April 4, 2008 3:40 AM Subscribe
If you were writing a book/essay about the motivations of over-ambitious young people, where would you look for research?
posted by divabat to society & culture (7 answers total) 3 users marked this as a favorite
One of my friends was asking me why young people (often like myself) would go through all that effort to apply for opportunities (conferences, courses, fellowships, etc) overseas, then go through the hassle of trying to find funding for them. Why not, she asked, just save up your money and apply, or go to something in your own turf?
In my reply, I had mentioned Government grants, and she said that she'd rather her tax money go towards a charity for the homeless rather than "to send an over-ambitious teenager overseas to chat with the UN". That term inspired me to think about doing a book or essay on such "teens" (or youths) - the ones who go conference-hopping, or travel on unorthodox study abroad programs, or hike for weeks in Tibet, or so on. Why do they want to do so? How did they support themselves? What challenges did they face?
To do this though, I need to do extensive research on the background issues so that I know my argument holds water. Which areas can I research to flesh out my arguments?
So far I'm considering:
* Currency values across the world (what can $1000 buy you in different places, for example)
* Why events/conferences/programs charge the amount that they do, and where the money goes to
* The percentage of Government budgeting towards different fields (education vs war vs medicare etc)
* Funding opportunities for young people in this position
* Attitudes towards overachievers - Tall Poppy Syndrome, Impostor Syndrome, etc
* The impact of such programs internationally (for example, the argument that short-term study-abroad/service programs only benefit the student, not the host)

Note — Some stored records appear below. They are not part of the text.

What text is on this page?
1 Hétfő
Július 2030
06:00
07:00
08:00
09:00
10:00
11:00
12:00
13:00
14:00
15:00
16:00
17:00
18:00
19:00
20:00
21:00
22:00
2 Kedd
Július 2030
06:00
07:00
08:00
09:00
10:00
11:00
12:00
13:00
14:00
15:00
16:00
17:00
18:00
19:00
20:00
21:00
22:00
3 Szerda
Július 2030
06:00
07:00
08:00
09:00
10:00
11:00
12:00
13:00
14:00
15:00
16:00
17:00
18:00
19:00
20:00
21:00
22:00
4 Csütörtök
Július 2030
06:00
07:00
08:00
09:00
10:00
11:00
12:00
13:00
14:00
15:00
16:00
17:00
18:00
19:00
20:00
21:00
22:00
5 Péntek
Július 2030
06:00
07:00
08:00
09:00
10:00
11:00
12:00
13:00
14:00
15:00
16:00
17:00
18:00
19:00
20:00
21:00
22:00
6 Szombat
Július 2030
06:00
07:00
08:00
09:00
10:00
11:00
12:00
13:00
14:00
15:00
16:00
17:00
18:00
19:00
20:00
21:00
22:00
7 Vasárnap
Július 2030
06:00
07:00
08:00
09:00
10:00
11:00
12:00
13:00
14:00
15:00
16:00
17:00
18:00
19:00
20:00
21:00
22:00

My main argument is that side costs (such as travel) are usually the high and hard-to-fund costs, that Government funding for these efforts aren't very high, that there is very little private support for individuals, that not all countries have such opportunities in "their own turf", and that there are strong benefits to networking and doing service internationally. Would that work? What do I need to look up to make my argument stronger?
Has anyone else done work on this before? What else should I be looking at?